While I don't practice in your state, here is my take on the issue.

When your attorney submits a Motion to dismiss based upon Speedy Trial, it must usually be 90 days after the date of arrest and usually from the date of Arraignment, which is often the same day.

However, where you'll likely have the most problems is when the Court goes to count the days, there may have been adjournments that were taken by your attorney or the Court that will eat into that 90 days. I've had that experience and as a result of one such case, the entire criminal justice system in NY started to insist upon the Defense attorney signing off on a document every time they adjourned the case saying it was at their request. Hence, every one of those adjournments count against the accrual of those important 90 days.

If your court doesn't have a sign off document for each adjournment, then it must be noted in the Court Clerk's minutes book as to whose request the adjournment was at so that a court can later determine how many days go against each party.
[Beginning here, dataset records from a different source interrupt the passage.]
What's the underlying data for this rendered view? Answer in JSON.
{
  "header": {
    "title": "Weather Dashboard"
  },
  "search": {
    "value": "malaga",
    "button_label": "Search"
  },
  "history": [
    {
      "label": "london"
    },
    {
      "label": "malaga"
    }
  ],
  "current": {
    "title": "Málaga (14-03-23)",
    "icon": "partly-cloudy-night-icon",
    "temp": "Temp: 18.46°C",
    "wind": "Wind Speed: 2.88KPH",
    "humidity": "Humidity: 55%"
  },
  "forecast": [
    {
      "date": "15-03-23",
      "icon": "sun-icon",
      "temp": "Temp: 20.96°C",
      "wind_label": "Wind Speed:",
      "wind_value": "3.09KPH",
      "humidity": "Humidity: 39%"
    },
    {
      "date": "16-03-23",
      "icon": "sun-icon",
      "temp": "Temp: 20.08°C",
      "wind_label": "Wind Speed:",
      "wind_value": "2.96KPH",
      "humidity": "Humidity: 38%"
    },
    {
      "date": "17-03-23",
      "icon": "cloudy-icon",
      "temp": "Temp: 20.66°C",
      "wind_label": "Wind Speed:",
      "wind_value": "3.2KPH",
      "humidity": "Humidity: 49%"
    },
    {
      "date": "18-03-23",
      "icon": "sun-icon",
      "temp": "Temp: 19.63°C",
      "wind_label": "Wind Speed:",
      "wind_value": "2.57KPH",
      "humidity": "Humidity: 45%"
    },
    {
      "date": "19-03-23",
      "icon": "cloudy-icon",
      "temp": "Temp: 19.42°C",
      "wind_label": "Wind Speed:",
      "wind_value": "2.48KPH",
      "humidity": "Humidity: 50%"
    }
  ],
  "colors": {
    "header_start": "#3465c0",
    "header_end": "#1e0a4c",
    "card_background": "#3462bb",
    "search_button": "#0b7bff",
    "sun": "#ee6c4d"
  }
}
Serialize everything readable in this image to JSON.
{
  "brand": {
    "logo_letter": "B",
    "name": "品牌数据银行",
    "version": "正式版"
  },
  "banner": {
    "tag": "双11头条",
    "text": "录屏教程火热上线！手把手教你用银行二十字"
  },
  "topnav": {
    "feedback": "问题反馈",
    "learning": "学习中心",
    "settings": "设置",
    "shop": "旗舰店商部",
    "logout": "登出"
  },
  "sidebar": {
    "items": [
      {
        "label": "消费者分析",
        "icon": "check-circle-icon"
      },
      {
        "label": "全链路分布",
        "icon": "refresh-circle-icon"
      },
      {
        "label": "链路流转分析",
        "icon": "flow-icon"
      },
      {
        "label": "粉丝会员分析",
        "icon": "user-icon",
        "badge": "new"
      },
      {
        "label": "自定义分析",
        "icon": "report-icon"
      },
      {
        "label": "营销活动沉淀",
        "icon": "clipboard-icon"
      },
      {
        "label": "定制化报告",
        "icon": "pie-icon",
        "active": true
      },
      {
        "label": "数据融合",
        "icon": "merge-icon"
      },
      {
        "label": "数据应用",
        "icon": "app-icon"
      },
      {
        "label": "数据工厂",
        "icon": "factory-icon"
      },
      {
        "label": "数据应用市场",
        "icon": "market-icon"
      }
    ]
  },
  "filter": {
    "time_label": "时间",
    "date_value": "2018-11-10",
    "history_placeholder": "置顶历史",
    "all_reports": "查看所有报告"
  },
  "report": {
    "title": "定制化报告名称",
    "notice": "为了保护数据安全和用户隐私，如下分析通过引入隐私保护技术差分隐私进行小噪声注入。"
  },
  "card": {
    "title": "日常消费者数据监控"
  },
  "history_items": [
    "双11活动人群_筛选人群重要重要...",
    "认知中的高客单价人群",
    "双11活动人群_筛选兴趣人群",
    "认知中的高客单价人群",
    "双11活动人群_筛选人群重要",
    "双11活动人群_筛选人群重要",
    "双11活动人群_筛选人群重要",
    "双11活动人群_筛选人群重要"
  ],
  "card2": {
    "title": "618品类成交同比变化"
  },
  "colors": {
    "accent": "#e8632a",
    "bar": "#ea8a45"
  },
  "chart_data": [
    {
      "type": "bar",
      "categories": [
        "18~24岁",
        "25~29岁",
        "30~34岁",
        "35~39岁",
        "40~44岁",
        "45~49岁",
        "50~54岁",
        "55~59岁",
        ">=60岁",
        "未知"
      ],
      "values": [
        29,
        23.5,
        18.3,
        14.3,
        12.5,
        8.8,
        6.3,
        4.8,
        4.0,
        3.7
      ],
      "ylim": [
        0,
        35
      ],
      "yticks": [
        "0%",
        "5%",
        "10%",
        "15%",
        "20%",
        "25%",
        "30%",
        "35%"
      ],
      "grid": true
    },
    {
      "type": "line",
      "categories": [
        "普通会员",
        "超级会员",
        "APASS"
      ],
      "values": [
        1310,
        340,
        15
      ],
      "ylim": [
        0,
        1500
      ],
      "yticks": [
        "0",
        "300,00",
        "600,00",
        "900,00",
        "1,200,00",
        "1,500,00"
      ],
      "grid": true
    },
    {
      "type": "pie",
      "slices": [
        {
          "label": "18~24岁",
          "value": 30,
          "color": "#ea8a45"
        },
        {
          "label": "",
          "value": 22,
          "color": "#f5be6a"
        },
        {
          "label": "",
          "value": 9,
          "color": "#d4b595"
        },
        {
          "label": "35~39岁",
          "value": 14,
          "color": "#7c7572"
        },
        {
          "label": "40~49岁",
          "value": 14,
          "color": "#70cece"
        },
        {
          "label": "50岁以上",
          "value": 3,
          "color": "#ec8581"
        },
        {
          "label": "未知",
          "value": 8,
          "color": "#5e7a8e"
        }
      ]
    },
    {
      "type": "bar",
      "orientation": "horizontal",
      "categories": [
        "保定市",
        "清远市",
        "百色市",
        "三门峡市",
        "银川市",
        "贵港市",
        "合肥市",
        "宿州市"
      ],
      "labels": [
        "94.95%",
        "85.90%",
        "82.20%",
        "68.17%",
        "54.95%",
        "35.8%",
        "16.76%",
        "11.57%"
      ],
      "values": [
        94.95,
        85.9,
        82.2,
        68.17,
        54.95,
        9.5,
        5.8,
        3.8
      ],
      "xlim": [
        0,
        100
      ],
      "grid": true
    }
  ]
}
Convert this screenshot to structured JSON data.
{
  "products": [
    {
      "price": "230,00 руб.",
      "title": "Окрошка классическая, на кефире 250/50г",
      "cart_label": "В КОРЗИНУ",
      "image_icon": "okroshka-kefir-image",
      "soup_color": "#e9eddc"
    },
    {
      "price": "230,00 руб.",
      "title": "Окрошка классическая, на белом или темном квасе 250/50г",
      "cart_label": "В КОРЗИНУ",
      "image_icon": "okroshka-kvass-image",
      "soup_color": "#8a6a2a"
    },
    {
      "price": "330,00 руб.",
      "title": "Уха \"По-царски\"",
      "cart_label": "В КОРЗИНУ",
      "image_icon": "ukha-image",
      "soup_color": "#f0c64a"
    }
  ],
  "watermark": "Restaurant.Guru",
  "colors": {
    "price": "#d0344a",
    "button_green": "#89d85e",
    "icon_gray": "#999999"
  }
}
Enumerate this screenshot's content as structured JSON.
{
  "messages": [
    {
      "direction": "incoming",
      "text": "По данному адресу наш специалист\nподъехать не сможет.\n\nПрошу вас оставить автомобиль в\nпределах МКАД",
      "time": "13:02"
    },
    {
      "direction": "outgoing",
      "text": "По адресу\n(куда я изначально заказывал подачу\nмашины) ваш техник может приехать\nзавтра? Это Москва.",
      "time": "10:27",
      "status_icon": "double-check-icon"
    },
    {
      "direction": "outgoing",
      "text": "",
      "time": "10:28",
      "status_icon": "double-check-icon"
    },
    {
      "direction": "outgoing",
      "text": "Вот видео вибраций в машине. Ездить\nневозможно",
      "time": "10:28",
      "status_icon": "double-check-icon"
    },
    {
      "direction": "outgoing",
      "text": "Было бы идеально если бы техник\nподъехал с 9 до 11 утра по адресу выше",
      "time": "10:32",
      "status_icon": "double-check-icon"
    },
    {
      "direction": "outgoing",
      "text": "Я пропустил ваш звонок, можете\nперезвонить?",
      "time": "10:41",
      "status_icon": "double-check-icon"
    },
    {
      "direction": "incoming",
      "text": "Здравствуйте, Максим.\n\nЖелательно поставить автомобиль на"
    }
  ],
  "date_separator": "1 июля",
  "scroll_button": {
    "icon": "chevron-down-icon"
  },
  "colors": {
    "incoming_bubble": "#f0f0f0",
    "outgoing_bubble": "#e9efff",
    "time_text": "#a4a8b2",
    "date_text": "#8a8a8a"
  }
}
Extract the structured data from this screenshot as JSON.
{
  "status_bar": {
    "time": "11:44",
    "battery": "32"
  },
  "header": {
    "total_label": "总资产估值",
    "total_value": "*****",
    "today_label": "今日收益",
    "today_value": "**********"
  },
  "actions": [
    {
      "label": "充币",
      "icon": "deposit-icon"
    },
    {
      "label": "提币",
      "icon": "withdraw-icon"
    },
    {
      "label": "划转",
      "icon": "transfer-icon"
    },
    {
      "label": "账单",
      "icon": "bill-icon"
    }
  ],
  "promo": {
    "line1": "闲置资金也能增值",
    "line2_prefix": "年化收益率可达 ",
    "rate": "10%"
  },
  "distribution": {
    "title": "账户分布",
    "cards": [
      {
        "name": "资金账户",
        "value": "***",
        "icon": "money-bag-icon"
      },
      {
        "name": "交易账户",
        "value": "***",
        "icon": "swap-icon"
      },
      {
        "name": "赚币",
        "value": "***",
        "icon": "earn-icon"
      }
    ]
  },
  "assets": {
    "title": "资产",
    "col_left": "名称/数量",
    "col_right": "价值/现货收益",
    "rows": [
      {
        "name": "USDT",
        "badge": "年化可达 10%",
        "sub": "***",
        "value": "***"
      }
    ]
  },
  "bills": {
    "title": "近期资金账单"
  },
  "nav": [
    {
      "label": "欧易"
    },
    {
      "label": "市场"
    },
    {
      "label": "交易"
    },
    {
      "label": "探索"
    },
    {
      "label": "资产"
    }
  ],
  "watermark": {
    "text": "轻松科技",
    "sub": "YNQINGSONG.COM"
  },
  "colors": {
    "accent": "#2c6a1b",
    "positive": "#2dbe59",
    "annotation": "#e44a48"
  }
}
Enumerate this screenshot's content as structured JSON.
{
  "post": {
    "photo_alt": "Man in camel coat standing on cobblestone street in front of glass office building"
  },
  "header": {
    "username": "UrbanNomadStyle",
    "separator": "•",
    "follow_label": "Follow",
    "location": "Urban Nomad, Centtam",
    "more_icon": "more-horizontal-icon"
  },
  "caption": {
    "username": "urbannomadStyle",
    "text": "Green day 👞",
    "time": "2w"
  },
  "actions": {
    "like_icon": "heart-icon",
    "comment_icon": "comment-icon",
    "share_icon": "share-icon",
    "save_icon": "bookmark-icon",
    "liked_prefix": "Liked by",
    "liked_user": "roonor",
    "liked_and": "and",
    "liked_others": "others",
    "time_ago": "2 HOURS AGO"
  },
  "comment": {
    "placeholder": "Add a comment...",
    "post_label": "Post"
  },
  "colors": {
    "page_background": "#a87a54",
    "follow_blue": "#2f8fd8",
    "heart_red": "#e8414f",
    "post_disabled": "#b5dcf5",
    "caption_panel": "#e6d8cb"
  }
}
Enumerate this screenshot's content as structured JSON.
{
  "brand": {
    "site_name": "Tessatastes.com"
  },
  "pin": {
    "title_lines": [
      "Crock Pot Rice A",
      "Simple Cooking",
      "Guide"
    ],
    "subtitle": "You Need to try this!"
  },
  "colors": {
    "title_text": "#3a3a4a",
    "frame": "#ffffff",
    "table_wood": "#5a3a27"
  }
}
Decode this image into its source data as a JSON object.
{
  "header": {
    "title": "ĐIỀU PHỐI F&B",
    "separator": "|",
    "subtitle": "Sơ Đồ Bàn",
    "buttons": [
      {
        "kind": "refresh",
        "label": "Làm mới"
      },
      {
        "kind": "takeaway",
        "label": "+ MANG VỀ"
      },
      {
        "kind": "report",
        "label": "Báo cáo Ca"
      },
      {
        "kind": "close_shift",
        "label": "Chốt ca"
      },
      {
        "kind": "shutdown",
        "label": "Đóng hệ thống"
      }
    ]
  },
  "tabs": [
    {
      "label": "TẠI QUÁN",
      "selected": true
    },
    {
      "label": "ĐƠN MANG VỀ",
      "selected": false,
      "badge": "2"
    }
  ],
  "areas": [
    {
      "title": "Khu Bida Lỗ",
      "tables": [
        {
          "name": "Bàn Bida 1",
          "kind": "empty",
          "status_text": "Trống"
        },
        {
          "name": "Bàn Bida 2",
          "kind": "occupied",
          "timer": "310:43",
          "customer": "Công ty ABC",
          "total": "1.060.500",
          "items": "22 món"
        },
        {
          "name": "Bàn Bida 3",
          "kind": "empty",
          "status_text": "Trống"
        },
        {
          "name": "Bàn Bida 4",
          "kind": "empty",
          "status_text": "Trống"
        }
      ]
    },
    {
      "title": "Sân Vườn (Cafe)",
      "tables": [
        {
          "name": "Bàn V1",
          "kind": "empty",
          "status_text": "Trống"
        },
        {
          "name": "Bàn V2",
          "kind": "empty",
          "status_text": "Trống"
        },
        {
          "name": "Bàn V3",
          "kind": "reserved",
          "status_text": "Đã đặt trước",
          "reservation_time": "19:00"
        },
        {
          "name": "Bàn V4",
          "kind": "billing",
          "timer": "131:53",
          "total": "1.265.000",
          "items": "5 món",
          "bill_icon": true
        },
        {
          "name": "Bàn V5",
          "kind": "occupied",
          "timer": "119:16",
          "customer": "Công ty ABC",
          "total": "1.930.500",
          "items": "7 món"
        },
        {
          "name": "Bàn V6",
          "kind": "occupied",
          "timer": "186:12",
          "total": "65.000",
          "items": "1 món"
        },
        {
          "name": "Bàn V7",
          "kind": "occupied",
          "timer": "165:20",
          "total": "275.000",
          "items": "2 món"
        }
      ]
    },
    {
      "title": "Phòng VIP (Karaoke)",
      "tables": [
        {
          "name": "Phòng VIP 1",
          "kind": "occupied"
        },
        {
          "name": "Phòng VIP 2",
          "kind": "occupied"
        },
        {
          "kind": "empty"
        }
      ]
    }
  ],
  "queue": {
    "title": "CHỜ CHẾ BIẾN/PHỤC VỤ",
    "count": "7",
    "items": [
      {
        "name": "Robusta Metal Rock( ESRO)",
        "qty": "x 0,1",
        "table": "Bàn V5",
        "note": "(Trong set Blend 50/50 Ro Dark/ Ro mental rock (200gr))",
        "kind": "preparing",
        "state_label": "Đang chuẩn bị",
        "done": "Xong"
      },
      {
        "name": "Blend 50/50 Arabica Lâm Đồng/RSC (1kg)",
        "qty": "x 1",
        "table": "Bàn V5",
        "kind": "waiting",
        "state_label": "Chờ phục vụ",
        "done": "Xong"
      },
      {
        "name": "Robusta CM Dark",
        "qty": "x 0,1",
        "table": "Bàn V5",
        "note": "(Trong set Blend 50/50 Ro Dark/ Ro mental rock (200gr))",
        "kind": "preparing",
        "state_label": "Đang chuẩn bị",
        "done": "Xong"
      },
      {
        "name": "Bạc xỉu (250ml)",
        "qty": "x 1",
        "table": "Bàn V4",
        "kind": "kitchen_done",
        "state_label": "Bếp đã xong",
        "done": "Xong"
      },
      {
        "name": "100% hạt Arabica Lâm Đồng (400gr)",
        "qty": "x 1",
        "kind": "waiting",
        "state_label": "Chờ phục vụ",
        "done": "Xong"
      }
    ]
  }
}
While you are correct that a dismissals based upon Speedy Trial issues are rarely given, when you have the 90 days accrued against the DA, the court must dismiss. If they fail to dismiss, then you should appeal the case. Also, be careful to check to see how your Appellate Courts have ruled on whether you can still plead guilty to the charge and retain your right to appeal on the Speedy Trial issue. In NY you are NOT allowed to plead guilty and then so appeal, which means if you want to keep the Speedy Trial issue alive, you must take the case through trial. That makes the stakes higher and the relief that much more important to both sides. But it also gives you a second bite of the apple if you lose at trial.

Good luck.


To follow up on the other 2 answers, the 90 day clock is counted from arraignment. One of the many exceptions to the requirement is that the court will not count days during the time a defendant requests a continuance of a date and also signs a waiver of speedy trial. If you have not signed one, the best thing you can do is wait. If this case does get set for trial, that is the time I would file a motion to dismiss, after objecting to the date and noting that it was set outside the required time.


It is true that cases are rarely dismissed based on a speedy trial rule violation. This was true even before some changes a few years ago giving even greater latitude to the Judge and prosecutor. It seems you already have a lawyer reviewing the specifics of your case and filing the dismissal motion. He/She is in a position to answer you best.